Chapter Thirteen Damage Control

Cherise never posted an apology, but she did quietly stop showing up to Amir’s events after Nina made two phone calls Mika never asked the details of.

The internet moved on to a new scandal within a week, the way it always does, but the comments didn’t disappear — they just went underground, waiting in Mika’s search history for the nights she couldn’t sleep.

She started therapy that spring, something she’d never had the money or the language for before, paid for out of a stipend Amir quietly set up through Nina so it wouldn’t feel like his money buying her healing.

In one session she said out loud, for the first time, the sentence that had been living under her ribs since she was twelve years old watching a stranger carry her family’s couch to the curb: I don’t think I’m allowed to take up space.

Her therapist asked her where that came from.

“My whole life people have taken things from me or left,” Mika said.

“My dad left. My mom needed me to be small so she didn’t have to feel guilty about what she couldn’t give me.

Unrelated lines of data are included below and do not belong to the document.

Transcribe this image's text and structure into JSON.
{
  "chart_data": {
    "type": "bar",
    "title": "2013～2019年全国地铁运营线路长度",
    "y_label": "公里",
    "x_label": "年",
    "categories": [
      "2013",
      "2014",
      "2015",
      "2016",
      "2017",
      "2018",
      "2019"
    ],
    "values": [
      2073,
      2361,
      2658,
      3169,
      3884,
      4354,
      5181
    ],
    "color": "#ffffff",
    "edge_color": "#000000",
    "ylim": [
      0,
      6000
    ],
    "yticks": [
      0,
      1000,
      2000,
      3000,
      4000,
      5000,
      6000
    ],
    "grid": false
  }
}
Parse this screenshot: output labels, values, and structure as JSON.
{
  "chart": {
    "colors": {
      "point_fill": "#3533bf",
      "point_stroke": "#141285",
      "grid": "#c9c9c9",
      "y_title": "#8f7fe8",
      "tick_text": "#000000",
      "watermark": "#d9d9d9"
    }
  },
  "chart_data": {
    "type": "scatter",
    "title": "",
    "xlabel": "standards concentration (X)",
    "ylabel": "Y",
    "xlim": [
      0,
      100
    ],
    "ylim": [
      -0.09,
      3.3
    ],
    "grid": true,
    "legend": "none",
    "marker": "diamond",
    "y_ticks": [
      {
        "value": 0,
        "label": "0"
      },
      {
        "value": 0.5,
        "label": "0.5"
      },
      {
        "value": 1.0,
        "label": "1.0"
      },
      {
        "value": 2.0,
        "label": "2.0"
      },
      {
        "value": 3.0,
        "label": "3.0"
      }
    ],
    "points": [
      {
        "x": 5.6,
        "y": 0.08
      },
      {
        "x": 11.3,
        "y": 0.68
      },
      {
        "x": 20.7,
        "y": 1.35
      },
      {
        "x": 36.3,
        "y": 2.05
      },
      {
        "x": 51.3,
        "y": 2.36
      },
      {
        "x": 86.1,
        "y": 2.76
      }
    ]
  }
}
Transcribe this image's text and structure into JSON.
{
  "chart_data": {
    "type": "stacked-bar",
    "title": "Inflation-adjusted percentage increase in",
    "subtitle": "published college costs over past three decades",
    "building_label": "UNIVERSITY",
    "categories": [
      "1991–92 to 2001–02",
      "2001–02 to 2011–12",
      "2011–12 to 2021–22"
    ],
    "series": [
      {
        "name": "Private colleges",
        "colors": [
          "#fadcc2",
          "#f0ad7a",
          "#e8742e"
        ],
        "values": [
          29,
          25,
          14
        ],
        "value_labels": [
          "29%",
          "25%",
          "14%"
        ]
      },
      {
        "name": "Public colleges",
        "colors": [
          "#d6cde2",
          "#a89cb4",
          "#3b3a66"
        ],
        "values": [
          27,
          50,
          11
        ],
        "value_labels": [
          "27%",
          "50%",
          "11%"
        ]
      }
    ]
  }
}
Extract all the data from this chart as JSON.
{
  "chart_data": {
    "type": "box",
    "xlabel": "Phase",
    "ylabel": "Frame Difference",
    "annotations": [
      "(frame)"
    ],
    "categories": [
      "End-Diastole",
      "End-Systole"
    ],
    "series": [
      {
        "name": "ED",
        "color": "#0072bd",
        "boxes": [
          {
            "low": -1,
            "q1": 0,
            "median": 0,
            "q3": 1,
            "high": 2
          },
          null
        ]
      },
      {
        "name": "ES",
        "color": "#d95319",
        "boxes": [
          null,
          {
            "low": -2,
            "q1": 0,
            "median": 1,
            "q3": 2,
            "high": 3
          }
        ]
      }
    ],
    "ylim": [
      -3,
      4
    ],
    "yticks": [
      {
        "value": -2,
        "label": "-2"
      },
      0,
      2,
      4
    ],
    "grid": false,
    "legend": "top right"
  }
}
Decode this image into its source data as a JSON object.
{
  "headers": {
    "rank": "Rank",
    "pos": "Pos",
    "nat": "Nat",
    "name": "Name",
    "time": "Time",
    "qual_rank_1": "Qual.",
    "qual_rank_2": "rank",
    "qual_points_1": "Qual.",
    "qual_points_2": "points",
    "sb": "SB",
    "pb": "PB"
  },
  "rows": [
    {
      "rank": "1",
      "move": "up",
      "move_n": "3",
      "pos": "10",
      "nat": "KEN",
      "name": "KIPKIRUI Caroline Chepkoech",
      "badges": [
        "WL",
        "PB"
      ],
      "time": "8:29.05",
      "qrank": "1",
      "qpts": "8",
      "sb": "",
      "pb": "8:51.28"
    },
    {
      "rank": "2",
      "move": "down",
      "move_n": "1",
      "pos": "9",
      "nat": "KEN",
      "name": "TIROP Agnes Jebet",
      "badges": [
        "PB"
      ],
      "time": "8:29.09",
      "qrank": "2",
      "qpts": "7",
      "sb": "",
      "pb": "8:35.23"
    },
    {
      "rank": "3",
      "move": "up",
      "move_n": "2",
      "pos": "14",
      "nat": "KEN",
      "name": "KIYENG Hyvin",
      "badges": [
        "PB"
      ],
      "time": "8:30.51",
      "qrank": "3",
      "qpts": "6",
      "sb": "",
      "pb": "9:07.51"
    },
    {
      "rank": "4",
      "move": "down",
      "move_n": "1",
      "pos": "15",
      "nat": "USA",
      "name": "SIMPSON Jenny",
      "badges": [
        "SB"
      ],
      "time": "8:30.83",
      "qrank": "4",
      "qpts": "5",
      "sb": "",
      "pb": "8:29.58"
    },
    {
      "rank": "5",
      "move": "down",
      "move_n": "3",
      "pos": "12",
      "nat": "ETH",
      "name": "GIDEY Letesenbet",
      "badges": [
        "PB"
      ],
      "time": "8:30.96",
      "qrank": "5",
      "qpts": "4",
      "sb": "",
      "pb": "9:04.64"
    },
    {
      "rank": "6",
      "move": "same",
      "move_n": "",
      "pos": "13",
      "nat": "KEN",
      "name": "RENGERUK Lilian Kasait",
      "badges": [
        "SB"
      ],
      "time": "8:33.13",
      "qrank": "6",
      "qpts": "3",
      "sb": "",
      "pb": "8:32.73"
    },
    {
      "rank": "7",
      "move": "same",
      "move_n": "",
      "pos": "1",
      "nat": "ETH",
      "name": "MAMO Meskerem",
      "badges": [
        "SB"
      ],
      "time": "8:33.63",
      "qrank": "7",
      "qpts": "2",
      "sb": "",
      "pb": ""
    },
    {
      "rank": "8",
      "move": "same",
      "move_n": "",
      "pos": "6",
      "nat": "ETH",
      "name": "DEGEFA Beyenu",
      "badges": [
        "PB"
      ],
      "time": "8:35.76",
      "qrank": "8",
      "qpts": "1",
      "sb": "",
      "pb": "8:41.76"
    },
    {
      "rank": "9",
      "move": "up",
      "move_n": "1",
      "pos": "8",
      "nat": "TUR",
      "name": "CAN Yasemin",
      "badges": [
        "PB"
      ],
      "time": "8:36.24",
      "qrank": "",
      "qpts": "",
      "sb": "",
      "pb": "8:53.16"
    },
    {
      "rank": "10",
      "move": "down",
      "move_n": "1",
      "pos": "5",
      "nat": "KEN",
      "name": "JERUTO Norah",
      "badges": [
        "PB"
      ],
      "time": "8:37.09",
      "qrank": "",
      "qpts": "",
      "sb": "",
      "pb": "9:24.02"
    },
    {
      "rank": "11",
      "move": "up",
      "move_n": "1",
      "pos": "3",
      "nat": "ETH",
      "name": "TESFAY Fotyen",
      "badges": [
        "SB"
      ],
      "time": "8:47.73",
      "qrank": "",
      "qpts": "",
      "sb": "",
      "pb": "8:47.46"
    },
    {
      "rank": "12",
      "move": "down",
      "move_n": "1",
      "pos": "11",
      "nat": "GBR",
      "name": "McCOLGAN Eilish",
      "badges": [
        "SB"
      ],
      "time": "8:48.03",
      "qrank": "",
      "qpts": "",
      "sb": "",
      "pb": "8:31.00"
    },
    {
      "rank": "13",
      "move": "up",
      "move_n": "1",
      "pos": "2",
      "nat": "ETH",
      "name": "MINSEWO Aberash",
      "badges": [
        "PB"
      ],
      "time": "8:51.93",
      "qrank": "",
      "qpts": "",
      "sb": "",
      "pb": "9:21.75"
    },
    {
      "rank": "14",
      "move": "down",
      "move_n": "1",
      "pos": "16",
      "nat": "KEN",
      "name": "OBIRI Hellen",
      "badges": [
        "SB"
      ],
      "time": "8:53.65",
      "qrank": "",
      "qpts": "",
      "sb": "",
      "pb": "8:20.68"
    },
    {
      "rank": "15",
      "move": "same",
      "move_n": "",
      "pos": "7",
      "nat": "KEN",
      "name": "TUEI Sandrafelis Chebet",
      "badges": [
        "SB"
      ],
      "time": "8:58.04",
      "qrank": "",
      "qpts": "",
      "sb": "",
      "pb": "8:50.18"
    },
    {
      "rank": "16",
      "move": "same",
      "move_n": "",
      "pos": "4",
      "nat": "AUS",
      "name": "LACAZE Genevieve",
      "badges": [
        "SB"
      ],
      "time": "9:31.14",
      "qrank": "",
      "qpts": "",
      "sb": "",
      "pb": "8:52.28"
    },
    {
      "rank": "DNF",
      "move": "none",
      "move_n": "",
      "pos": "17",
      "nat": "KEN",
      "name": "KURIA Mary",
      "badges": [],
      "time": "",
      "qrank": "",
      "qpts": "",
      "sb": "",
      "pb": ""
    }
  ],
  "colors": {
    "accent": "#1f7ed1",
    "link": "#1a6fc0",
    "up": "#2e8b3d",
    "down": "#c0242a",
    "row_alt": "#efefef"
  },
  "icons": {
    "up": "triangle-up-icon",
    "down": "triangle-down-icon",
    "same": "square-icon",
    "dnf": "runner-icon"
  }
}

My friends only wanted me around for what I could do for them.

I think I learned that being quiet, being easy, being no trouble — that was the price of being kept. ”

“And Amir?”

“Amir’s never once asked me to be smaller.” Saying it out loud, she realized how true it was, how different that made him from every single relationship that came before. “But I keep waiting for him to. Because that’s the pattern. That’s what I know.”

It was slow work, unlearning that. But she did it — in a small office above a laundromat in Brooklyn, twice a month, with a man who had turned a corner sitting patiently outside in his truck those nights, never once making her rush.

Amir did his own version of the work, quieter, less named.

He started bringing Mika into decisions he used to make alone — which events to accept, which press to sit for, whether a given sponsor’s team could be trusted around her.

He fired a publicist who suggested, once, that “a more camera-friendly girlfriend” might help his crossover appeal, didn’t even finish hearing the pitch before he was standing up from the table.

He never told Mika about that meeting. Nina told her, months later, half as gossip and half as proof: he shut that down before you even knew it was a conversation.

It didn’t erase the internet, and it didn’t erase Cherise’s eleven seconds, which still surfaced sometimes in some stranger’s meme or some slow-news-day recap.

But it built something underneath the noise that hadn’t been there before — a version of Amir who checked, now, before he assumed she was fine, and a version of Mika who was starting, slowly, to believe she was allowed to say when she wasn’t.